El rozagante elefante.
Una noche me perdí
entre las sabanas frías con la encomienda de ir a buscar una tolvanera de
sinopsis increíbles que me pudieran trasladar al punto en que alguna vez partí
para no regresar.
Pareciera un cuento
de nunca acabar cunado descubro como el rozagante elefante del ego destripa
todo personaje que se topa a su paso veloz y despavorido para introducirse en
esa selva repleta de mandriles que solo sueñan con conquistar el arroyo de agua
dulce que corre a lo ancho y largo de una isla irremplazable. Las guacamayas
emiten sus clásicos sonidos anunciando el fin de un ciclo, advirtiendo como los
leopardos querrán adueñarse de lo que está intacto. La luna anuncia una noche
feroz y caliente donde las luciérnagas harán un festín de pasión iluminando lo
que puede ser una realidad cargada de suspenso.
Los instintos estarán
despiertos para confrontar las amenazas de aquellos colmillos filosos y de
aquellas garras ansiosas esperando el momento para atacar y dejar en evidencia
que somos un mundo de fragmentos inspirados en ilusiones e ideales.

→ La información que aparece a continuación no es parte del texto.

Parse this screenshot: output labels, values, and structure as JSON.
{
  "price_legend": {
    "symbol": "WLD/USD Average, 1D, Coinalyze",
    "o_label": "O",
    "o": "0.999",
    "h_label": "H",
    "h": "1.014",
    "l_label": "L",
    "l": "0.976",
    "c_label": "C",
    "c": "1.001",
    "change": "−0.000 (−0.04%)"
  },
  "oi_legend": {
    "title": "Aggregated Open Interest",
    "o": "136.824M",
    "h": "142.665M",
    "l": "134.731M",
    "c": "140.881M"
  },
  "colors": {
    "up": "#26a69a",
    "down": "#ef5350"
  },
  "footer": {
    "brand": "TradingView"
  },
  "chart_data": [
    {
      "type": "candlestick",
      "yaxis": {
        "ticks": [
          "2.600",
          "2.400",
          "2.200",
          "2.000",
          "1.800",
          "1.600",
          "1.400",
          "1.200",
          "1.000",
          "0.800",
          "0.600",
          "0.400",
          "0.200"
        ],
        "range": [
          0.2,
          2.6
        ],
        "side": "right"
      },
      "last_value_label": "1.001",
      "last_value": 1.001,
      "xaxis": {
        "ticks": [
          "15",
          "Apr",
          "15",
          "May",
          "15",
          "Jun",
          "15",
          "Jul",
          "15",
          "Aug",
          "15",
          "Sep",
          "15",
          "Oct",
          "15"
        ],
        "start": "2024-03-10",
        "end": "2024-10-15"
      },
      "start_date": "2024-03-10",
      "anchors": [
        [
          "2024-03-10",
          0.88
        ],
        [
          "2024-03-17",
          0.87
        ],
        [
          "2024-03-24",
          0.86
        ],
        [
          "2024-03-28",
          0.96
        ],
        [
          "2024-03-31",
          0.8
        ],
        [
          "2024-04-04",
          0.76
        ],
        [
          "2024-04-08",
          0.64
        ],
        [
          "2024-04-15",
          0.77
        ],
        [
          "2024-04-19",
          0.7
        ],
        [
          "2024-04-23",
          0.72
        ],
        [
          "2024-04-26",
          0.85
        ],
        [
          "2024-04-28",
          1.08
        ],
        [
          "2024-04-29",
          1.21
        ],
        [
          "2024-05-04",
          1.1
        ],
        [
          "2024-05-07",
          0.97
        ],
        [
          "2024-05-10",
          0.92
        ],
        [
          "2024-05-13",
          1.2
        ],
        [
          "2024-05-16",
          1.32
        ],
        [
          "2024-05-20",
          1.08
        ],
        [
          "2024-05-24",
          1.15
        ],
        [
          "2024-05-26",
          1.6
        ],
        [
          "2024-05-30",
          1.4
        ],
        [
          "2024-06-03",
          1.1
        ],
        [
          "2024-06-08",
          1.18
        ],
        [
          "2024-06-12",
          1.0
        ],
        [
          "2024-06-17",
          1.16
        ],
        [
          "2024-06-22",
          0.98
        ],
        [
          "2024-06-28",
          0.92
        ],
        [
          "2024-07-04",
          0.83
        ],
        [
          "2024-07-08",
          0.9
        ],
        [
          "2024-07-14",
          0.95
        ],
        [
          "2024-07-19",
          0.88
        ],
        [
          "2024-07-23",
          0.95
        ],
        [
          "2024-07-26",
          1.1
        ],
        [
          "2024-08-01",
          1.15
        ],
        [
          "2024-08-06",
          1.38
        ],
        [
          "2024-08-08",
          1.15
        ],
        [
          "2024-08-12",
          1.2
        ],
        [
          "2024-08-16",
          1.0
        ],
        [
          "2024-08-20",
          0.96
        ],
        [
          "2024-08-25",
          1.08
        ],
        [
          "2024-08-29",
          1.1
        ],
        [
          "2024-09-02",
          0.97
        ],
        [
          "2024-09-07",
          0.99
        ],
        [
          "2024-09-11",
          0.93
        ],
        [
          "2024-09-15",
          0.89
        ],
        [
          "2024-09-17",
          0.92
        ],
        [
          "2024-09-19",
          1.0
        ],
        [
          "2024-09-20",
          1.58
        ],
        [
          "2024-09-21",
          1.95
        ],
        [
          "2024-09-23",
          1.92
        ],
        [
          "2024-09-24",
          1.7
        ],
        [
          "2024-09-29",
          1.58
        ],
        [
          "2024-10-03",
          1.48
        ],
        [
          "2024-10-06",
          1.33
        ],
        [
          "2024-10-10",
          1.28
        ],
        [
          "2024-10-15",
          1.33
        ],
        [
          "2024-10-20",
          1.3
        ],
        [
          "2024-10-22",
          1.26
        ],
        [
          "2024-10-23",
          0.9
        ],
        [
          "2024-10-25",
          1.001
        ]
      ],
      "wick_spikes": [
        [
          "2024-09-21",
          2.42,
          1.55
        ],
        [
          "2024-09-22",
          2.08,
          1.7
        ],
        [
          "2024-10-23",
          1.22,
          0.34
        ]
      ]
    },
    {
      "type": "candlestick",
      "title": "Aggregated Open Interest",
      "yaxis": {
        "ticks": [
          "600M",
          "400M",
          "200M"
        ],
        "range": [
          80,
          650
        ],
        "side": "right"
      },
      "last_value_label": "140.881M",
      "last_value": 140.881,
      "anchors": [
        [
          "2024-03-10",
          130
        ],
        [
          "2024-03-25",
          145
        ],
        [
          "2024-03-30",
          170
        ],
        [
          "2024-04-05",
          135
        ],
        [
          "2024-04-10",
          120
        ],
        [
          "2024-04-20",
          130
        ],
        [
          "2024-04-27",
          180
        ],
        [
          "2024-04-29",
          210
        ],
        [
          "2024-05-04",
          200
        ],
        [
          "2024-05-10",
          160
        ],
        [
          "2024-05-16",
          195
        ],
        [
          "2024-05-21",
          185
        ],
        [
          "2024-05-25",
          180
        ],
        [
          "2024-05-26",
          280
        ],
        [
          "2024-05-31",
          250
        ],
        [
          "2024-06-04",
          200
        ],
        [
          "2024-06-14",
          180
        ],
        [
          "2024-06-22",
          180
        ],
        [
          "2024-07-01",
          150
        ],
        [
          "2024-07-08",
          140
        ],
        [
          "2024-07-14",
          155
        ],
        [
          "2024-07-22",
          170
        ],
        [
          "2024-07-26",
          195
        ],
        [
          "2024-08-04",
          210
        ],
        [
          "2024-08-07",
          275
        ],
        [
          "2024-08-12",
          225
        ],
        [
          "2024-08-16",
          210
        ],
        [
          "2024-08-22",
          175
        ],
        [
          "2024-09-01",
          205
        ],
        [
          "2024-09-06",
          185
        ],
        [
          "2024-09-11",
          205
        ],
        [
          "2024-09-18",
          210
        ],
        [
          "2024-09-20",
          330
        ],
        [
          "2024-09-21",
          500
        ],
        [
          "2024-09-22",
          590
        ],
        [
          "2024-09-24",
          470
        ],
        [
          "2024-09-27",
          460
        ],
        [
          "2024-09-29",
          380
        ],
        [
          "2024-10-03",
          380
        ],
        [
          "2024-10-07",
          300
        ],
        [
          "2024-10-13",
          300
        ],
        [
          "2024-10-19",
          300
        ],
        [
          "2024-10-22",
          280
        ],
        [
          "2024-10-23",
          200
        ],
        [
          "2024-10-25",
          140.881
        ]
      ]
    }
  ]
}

Ese corazón
terminara estallando por la adrenalina que no permite caer en parálisis y
alumbra todas las rutas de escape. El elefante caerá de cansancio al no saber qué
camino seguir, nada podrá dominarlo en caso de que vuelva a despertar ya que el
ego es un mecanismo que puede alterar todo escenario hasta destruirlo.
Los mandriles estarán
observando, se mantendrán al acecho si ejércitos de extraños sujetos
pretendieran cruzar esa línea divisoria que es muy delgada, estarán preparados
para morder hasta matar todas las intenciones y planes de inocentes que solo
quieren soñar en aquel paraíso lleno de ciertas oportunidades. Algunos
dinosaurios saldrán de la imaginación de aquellos que quieren el poder, los
camaleones no contaran con un camuflaje que los haga pasar desapercibidos, las
golondrinas volaran desesperadas y las hienas como siempre estarán ahí honrando
a la paciencia.
Esas sabanas se convertirán
en un océano peligroso con corrientes indescriptibles que nos llevaran a las
costas de una región desconocida para los sentidos perturbados por aquel
bullicio animal que hace que los individuos caigan insolentes y enloquecidos,
sin comprender cuál podría ser la cura. La tolvanera me desnuda segundo a
segundo dejándome un cuerpo entumecido y estrujado, mi memoria es corta gracias
a la turbulencia de este vuelo obligado, la confusión es una presencia
constante y aquellas trompetas son solo el llamado de los elefantes que van
despertando para continuar con la búsqueda del ciclo cabal que pone nervioso al
capataz de estos cuentos inverosímiles.
No encuentro la
forma de regresar en este mundo repleto de espejos, no entiendo cómo me he
convertido en un ser alado, con rostro inflamado y piel obscura, quizá es
resultado de las contusiones a mis pensamientos, de las pequeñas fisuras a mis sentimientos
y de las calamidades que han penetrado a mis emociones. De repente un grito
ahogado me hace percibir el aroma de aquella habitación y la dureza de la
almohada que me acompaña todas las madrugadas, me siento pesado, lento y con una
resignación al cautiverio.
Comienzo a sudar
pues descubro que mi cuerpo es grisáceo y voluptuoso. Busco aquellos espejos
pero ahora son paredes color verde, quisiera reír pero emito un sonido que no
es familiar para mí, no tengo ni pies ni manos pues lo que observo son una
patas. Empiezo a moverme lo más rápido que puedo para acercarme al lago y la
sorpresa es que soy un ego gigante, un elefante que debe buscar la salida entre
respuestas y confabulaciones, entre repentinas alteraciones del humor y la
inconciencia del amor que en su momento puede ser salvaje.